“Kami melakukan cukup banyak pengambilan anggaran, penerbitan green sukuk, green bond. Kami juga menciptakan pembiayaan campuran (blended finance). Hal ini agar kita mampu menciptakan platform kemitraan,” katanya.
Menurut Sri, diskusi saat ini bukan lagi pada tataran bagaimana mewujudkan kerja sama pembiayaan campuran dalam skema kemitraan.

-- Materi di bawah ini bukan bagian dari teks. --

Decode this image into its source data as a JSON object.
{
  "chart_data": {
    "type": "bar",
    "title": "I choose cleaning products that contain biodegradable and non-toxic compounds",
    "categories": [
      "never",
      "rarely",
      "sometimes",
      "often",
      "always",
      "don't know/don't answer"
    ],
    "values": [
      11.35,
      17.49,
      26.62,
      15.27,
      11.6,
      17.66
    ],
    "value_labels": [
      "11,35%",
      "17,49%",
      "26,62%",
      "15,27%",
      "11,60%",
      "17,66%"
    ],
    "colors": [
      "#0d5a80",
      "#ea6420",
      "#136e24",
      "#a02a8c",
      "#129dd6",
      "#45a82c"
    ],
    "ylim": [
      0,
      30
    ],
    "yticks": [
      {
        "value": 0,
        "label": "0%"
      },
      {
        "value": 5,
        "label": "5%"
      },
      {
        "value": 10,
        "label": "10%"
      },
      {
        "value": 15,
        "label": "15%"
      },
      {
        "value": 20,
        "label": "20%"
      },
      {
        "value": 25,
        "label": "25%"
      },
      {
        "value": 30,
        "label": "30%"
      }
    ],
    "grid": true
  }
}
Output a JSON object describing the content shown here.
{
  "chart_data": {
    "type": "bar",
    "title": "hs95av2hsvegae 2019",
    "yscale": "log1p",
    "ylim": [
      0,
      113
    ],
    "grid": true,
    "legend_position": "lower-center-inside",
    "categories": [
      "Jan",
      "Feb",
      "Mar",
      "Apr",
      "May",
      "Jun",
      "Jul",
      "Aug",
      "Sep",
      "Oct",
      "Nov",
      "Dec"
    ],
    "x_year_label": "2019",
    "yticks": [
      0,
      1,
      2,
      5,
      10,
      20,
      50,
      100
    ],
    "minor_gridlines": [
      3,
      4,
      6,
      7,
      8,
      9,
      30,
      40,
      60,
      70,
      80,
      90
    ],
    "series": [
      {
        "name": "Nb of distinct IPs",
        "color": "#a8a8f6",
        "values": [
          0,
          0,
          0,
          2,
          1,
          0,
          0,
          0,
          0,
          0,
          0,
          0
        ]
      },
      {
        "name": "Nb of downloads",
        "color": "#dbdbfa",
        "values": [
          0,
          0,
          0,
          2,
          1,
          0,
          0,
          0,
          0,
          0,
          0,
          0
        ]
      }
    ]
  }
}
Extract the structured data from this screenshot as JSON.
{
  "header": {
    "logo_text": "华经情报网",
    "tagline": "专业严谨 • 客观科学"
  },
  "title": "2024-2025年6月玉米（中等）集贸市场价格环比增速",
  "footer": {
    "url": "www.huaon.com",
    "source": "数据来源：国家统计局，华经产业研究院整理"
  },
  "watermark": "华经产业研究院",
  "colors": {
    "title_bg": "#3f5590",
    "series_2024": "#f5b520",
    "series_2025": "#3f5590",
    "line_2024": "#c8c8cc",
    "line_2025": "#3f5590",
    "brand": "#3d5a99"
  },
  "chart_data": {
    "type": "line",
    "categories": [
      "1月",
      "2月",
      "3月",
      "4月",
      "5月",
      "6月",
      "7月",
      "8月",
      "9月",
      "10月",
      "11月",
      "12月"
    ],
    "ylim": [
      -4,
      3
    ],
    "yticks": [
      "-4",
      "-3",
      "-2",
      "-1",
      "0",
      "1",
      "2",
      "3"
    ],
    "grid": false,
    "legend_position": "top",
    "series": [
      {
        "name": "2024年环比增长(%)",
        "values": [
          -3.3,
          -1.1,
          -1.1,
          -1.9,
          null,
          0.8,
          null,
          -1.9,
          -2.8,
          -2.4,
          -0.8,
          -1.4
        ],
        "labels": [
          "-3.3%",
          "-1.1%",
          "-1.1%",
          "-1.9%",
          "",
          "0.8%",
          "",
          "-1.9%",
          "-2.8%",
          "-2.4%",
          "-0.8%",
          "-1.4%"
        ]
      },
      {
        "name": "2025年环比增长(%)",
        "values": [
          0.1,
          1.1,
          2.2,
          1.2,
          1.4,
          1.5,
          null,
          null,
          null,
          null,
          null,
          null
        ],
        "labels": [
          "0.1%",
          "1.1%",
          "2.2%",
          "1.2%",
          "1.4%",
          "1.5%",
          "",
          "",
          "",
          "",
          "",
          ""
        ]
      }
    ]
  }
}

Namun, bagaimana menciptakan skalabilitas dengan menguji cara kerja menurunkan emisi karbon untuk proyek tertentu.
BACA JUGA:
Sebagai contoh, pemerintah disebut akan menghentikan penggunaan batu bara sebelum mengidentifikasi pembangkit listrik tenaga uap (PLTU) batu bara. Sekarang, pemerintah sudah berada pada level pembahasan berapa banyak yang diperlukan untuk mempensiunkan PLTU batu bara. Hal ini dinilai akan berdampak pada neraca perusahaan listrik PT PLN (Persero).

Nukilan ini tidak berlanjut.